Pictus ground geckos are primarily terrestrial, but will make use of low climbing material like manzanita or driftwood. Cork bark or live oak bark works especially well for this species, providing hides as well as climbing material. Be sure that any heavy decor is supported by the bottom of the enclosure and not the substrate, as this species will dig. Leaf litter can also provide numerous hiding places and a natural touch, as they often inhabit the leaf litter layer in the wild.


During the day, pictus geckos should be kept at temperatures ranging from 75 to 80 F and a basking spot around 85-90 F. As a nocturnal species, UV lighting is not required for this species, but isn’t harmful if provided. Temperatures should not fall below 70 F at night.

Pictus geckos require a moderate level of humidity - around 55-65% (up to 70%). High ventilation and the enclosure being allowed to dry out between misting are still important. This species should be misted around every other day to maintain an elevated humidity and to provide water droplets on the enclosure walls, leaf litter, and other cage items from which the geckos can drink. The enclosure should have enough ventilation that it dries out after several hours. Humid hides are strongly recommended for this species, and can be as simple as wetting down substrate underneath a hide. A shallow water dish can be provided but is not necessary with consistent misting. Live plants will help create humid microclimates within the enclosure.

Both temperature and humidity should be monitored with a digital thermometer/hygrometer.


Adult pictus geckos only reach a size of just over 4” to 6"" from head to tail! 

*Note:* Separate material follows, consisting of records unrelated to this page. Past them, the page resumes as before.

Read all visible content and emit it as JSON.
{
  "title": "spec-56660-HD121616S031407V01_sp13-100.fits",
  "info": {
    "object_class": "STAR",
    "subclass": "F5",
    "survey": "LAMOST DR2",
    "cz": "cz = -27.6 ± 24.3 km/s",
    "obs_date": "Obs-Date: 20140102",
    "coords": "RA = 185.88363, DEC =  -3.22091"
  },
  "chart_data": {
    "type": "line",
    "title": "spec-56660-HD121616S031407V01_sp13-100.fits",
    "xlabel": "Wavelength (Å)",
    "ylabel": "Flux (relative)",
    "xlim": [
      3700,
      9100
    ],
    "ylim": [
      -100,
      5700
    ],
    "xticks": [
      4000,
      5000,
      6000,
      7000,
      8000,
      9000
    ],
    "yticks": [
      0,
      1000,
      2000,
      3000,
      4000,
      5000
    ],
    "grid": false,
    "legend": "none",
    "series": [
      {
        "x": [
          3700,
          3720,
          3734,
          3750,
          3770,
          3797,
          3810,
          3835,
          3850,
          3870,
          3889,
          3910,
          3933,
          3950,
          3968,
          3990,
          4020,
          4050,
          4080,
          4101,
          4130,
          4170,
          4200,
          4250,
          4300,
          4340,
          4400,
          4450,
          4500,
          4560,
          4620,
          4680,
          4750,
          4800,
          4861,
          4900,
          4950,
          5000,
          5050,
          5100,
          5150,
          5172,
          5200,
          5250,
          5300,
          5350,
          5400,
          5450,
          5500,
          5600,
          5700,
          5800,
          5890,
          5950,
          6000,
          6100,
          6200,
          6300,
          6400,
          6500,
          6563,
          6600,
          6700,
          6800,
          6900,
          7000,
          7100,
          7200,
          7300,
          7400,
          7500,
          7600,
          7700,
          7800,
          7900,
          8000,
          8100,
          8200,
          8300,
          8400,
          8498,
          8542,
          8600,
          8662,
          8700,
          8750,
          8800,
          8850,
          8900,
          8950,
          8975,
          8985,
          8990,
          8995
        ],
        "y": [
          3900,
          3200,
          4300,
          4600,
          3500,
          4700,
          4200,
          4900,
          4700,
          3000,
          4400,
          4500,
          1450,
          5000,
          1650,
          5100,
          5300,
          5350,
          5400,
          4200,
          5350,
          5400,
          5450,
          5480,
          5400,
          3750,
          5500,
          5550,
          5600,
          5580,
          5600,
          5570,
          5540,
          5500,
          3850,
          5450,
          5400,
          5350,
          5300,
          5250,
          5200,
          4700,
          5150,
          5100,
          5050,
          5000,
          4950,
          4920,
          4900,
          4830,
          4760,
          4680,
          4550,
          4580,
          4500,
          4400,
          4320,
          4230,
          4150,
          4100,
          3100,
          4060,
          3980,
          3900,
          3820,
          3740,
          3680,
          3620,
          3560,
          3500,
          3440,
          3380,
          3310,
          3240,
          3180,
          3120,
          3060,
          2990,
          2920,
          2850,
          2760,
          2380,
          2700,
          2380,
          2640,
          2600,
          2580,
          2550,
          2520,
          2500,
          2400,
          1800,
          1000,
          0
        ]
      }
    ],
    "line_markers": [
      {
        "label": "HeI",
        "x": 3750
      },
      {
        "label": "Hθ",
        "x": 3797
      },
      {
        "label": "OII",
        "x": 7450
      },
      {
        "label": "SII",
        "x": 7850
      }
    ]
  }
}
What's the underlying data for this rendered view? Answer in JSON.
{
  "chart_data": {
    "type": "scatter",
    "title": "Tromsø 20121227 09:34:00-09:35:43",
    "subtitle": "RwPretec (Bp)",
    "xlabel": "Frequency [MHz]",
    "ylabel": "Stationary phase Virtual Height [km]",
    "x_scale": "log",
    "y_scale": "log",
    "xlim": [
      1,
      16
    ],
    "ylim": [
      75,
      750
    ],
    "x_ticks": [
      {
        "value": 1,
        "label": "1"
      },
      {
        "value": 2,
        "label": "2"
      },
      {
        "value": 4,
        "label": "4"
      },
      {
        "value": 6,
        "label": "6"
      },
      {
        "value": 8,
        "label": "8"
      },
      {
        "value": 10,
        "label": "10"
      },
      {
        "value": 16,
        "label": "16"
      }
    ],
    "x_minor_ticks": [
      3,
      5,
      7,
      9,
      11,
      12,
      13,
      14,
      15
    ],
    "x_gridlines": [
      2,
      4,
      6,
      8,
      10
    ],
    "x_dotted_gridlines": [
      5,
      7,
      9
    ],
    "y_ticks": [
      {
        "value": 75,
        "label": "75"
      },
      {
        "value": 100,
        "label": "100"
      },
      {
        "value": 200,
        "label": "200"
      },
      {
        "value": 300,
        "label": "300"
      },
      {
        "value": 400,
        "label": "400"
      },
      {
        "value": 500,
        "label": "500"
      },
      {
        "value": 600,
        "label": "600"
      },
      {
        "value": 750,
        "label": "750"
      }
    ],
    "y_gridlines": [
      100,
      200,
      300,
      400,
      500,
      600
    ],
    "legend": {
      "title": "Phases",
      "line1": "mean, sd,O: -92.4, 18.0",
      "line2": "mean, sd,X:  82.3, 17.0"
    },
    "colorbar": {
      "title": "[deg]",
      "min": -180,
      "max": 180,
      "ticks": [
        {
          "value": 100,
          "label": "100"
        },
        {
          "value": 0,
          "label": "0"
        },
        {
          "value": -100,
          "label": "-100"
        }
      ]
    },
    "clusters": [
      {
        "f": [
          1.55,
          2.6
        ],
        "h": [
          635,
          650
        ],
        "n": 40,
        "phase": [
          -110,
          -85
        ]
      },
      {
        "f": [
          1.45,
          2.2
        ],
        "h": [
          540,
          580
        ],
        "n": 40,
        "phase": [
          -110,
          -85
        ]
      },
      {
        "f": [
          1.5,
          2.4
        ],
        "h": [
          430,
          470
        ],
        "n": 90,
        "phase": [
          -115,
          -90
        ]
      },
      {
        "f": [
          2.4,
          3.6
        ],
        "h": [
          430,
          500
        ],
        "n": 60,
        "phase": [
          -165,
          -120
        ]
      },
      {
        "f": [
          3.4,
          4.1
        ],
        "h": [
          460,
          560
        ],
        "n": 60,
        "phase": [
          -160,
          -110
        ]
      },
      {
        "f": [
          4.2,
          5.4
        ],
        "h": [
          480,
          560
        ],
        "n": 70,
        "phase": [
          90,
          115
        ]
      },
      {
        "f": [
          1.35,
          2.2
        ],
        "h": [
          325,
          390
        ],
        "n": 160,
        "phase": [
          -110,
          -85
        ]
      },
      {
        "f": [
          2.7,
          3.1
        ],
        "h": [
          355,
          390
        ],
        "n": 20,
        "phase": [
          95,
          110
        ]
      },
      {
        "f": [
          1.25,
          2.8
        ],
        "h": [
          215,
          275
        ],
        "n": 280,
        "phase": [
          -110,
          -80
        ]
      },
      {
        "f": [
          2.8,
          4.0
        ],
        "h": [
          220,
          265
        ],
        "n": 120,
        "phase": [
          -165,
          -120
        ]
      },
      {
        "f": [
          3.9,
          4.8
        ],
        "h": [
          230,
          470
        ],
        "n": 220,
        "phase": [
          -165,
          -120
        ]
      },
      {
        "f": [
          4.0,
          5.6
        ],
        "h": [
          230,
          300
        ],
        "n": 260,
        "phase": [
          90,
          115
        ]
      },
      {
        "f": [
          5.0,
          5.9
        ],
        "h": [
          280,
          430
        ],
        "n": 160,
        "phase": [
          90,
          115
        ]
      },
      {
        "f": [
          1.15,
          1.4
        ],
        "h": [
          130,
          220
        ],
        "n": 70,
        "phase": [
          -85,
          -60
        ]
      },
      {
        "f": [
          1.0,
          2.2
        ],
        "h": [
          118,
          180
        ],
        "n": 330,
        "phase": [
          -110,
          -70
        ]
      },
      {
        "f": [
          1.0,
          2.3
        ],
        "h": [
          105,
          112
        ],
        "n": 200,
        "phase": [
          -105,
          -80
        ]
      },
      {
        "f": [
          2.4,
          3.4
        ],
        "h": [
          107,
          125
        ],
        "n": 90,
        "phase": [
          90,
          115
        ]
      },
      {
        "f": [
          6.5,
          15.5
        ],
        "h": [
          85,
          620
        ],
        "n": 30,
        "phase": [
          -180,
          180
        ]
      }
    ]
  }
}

Juvenile pictus ground geckoJuvenile Pictus Ground Gecko
Juvenile pictus ground gecko


Pictus ground geckos are insectivores. Hatchlings are large enough to take ¼”-inch crickets. Pictus geckos will take ½” and eventually even ¾” crickets, along with similarly sized dubia roaches. Adults can be sparingly fed treats, such as waxworms, butterworms, and small hornworms. Feeder insects should be gut loaded and dusted with a vitamin/mineral supplement.


Pictus ground geckos can be sexed relatively easily as males will exhibit conspicuous bulges at the base of their tail.

Adult male
Adult femaleAdult female


Breeding pictus ground geckos is very straightforward. Brumation is desirable for breeding. Cooler temps with a 10 degree drop should be provided from late fall to late winter/early spring. Adult females should be provided a consistent food source, and should also be offered a source of readily available calcium within their enclosure. The best way to monitor the health of an actively breeding female is by tail size; a female with a plump tail is healthy. A female with a thin tail should be removed from the enclosure and be given time to recuperate.


Females will bury their eggs in the substrate once every three to four weeks or so. Eggs are very delicate, and great care should be taken if they are removed from the enclosure for incubation. Drier spots in the substrate must be provided as females will not lay eggs in substrates that are too wet, which can cause a female to become egg bound.